唇を寄せ、囁くように何かを吹き込んでいた。甘やかすような声色で、ただし、そこにあるのは支配と暴力だった。
遥が入ったとき、日下部は蓮司の顔を見ていなかった。睫毛が震えていて、目は閉じられたまま、拒絶もせず、ただじっと耐えていた。
「おまえは、どうするか迷った顔してたな」
蓮司が言った。
「止めるふりして、でも結局、足が動かなかった。……仕方ないよな。だって、おまえのせいで日下部が標的になったんだから」
遥は唇を噛んだ。血の味が広がる。でも痛くはなかった。
「おまえって、さ。自分が地獄にいるのはどうでもいいくせに、人を巻き込むと急に慌てるよな」
蓮司は肩をすくめた。
「そういうとこ、かわいそうだと思うよ。ほんとに」
遥の足元が少しぐらついた。地面にある影が、どんどん濃くなる。自分が踏んでいるものが、もはや地面なのかもよく分からない。

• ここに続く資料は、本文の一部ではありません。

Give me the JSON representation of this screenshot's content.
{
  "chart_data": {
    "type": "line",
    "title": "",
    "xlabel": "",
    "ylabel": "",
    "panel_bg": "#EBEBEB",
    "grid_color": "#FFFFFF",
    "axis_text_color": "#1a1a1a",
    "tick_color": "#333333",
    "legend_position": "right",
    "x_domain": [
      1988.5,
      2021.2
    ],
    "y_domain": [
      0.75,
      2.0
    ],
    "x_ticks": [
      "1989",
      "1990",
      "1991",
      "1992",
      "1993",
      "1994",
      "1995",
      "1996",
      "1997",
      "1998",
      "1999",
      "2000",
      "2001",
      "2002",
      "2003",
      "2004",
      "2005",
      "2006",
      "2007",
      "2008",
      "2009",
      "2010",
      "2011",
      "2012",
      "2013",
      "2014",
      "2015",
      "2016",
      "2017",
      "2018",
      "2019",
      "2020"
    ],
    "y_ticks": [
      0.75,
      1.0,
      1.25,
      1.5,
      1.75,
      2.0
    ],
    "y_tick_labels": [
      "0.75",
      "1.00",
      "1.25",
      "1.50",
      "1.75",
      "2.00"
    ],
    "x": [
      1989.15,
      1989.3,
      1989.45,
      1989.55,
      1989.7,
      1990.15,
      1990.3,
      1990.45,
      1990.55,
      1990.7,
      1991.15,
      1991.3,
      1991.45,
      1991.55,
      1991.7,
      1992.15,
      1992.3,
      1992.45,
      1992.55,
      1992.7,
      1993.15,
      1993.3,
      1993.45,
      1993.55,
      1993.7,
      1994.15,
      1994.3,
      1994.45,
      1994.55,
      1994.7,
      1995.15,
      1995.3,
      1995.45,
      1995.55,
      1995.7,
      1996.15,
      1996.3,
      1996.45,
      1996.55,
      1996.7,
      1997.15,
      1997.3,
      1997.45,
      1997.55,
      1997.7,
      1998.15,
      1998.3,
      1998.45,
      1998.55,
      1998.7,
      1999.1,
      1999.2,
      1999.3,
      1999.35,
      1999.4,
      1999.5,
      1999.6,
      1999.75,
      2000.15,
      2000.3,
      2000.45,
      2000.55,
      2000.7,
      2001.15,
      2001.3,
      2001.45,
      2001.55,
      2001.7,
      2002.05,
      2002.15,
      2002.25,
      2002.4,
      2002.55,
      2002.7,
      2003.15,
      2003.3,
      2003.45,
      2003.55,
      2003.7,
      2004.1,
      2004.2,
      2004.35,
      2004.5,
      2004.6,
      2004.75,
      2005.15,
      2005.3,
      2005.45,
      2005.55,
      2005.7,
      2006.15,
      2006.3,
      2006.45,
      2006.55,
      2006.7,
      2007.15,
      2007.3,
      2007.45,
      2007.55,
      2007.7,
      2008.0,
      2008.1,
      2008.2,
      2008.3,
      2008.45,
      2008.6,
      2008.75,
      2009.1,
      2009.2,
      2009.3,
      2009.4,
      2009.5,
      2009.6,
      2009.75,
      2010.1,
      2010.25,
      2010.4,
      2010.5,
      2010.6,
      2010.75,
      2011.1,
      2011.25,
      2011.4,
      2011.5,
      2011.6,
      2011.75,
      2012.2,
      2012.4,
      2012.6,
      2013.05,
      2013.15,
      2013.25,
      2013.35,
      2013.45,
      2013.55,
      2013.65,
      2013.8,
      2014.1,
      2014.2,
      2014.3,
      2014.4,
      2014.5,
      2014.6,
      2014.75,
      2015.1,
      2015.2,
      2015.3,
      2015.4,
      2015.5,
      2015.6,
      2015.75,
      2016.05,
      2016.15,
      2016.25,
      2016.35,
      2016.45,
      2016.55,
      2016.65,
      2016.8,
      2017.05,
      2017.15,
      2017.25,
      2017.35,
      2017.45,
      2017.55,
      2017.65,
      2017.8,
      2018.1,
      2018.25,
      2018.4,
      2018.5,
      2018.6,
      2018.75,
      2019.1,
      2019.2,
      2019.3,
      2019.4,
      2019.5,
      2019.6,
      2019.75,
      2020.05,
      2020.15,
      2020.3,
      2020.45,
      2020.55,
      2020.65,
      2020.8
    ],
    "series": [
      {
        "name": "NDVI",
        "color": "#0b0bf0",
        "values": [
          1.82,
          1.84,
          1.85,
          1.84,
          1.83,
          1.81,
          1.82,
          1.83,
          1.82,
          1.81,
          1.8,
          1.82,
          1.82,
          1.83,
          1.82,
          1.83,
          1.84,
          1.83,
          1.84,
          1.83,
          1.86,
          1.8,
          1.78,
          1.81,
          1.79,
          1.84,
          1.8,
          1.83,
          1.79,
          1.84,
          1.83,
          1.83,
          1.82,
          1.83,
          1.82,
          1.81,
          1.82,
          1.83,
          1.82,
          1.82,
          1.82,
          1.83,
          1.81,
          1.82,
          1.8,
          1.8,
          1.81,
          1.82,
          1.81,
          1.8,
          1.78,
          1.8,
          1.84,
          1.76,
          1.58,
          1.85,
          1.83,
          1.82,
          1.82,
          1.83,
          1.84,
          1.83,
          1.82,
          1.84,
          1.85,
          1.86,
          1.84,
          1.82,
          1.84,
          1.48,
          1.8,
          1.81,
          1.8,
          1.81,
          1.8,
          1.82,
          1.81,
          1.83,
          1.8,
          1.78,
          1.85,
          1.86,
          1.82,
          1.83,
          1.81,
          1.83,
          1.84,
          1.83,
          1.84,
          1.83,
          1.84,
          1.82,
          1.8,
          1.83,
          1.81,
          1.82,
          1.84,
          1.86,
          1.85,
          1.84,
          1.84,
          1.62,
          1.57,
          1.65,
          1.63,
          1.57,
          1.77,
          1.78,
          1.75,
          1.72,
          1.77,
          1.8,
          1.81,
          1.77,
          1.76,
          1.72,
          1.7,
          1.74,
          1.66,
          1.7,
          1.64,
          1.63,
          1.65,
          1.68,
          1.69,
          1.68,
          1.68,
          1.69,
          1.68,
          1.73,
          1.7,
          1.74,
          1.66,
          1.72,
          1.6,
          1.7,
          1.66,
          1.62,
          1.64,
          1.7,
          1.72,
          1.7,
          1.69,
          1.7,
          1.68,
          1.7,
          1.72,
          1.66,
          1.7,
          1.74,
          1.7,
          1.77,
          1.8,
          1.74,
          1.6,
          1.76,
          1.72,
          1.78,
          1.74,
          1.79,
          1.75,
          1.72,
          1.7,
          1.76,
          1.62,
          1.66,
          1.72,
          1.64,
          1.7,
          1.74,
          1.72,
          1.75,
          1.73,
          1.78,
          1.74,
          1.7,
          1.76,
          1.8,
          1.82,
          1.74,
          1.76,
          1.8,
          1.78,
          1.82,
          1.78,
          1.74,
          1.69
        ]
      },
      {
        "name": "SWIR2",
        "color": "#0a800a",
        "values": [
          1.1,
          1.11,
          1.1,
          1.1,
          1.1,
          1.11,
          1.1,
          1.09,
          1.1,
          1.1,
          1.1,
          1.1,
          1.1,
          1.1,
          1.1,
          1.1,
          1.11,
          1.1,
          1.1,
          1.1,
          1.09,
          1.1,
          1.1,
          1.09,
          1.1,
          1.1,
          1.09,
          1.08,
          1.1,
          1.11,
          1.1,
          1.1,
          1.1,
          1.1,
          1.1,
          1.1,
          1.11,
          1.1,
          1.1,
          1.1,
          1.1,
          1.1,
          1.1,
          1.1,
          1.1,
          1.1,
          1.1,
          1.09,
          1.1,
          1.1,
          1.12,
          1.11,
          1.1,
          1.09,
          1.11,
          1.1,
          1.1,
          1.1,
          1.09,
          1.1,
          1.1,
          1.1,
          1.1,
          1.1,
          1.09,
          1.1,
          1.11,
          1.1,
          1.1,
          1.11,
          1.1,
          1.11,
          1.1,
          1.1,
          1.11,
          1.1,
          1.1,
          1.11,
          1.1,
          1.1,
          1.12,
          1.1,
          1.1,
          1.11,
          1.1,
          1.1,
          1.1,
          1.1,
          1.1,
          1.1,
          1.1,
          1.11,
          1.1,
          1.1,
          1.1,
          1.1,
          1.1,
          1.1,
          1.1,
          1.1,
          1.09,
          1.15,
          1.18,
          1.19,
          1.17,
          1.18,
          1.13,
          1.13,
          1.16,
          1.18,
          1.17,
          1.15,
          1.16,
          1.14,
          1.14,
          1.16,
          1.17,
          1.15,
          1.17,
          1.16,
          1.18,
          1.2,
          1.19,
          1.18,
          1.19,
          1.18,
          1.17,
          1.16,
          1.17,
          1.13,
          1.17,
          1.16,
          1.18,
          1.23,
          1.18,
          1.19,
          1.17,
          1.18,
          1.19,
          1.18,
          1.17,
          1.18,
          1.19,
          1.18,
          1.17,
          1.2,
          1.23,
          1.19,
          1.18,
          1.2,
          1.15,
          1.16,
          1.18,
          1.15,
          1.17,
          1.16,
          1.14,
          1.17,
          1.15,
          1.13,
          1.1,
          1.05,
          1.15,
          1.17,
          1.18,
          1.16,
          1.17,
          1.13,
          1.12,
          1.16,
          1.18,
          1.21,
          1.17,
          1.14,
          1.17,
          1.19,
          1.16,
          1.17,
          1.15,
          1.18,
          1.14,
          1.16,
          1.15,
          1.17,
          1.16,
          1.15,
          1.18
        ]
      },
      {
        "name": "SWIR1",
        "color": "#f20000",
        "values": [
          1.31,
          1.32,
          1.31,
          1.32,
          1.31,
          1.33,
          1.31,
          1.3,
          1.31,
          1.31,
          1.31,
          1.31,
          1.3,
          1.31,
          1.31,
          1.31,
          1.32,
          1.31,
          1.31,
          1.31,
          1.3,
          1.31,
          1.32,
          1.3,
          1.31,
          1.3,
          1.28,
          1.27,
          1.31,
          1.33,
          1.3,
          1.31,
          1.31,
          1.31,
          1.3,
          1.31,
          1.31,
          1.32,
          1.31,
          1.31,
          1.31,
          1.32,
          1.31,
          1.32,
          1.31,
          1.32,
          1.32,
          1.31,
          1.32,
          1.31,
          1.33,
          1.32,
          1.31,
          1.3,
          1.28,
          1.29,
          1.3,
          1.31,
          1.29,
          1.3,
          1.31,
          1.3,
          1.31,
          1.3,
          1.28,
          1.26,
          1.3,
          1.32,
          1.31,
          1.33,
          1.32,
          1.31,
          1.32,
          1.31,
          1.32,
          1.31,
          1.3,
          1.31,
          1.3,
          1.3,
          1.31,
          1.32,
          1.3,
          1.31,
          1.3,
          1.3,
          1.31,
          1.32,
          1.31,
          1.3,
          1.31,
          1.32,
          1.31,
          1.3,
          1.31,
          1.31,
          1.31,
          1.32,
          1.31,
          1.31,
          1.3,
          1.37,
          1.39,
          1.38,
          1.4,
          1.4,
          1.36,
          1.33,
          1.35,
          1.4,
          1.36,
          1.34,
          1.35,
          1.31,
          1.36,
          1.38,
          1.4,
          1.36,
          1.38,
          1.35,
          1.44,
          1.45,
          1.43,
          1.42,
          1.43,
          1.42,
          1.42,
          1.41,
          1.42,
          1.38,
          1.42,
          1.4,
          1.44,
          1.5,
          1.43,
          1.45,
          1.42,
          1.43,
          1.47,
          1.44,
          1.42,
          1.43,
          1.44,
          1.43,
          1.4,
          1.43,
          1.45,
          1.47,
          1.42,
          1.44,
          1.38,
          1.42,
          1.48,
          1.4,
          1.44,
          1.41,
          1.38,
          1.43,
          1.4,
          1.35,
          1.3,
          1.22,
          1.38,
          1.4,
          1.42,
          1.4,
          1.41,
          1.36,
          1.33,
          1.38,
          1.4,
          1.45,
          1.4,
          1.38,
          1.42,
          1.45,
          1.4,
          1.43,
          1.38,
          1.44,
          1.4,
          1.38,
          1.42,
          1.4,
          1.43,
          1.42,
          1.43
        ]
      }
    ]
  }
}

「日下部、変わったよな。……いや、もともと静かなやつだった。でも最近、沈黙の質が違う。前は“壁”だったけど、今は“楯”みたいだ。おまえのために立ってる感じ。……違うか?」
蓮司の声は低く、淡々としているのに、何より深く抉ってくる。
「でもな、希望なんて、ほんの少しでも芽が出れば、それを潰すのが一番、効果的なんだよ」
遥の拳が震えた。
……巻き込んだのは、オレだ。
アイツは、オレに関わったから——
何も言わなければよかった。見なければ、近づかなければ、笑わなければ。
それでも——
遥は、ほんのわずかに首を振った。
見捨てられないとか、守りたいとか、そんな綺麗な言葉じゃない。
ただ、自分が唯一触れた誰かを、黙って「壊される」のを見ているのが——耐えられないだけだった。
「……やめろ」
声は掠れていた。でも、確かに出た。
蓮司は目を細めた。
「言葉にできたの、久しぶりじゃないか?」
嘲笑ではなかった。ただ、興味深げに見ていた。
遥の中で、何かが擦れていた。もうすり切れて、声にならない叫びが、喉の奥で反響していた。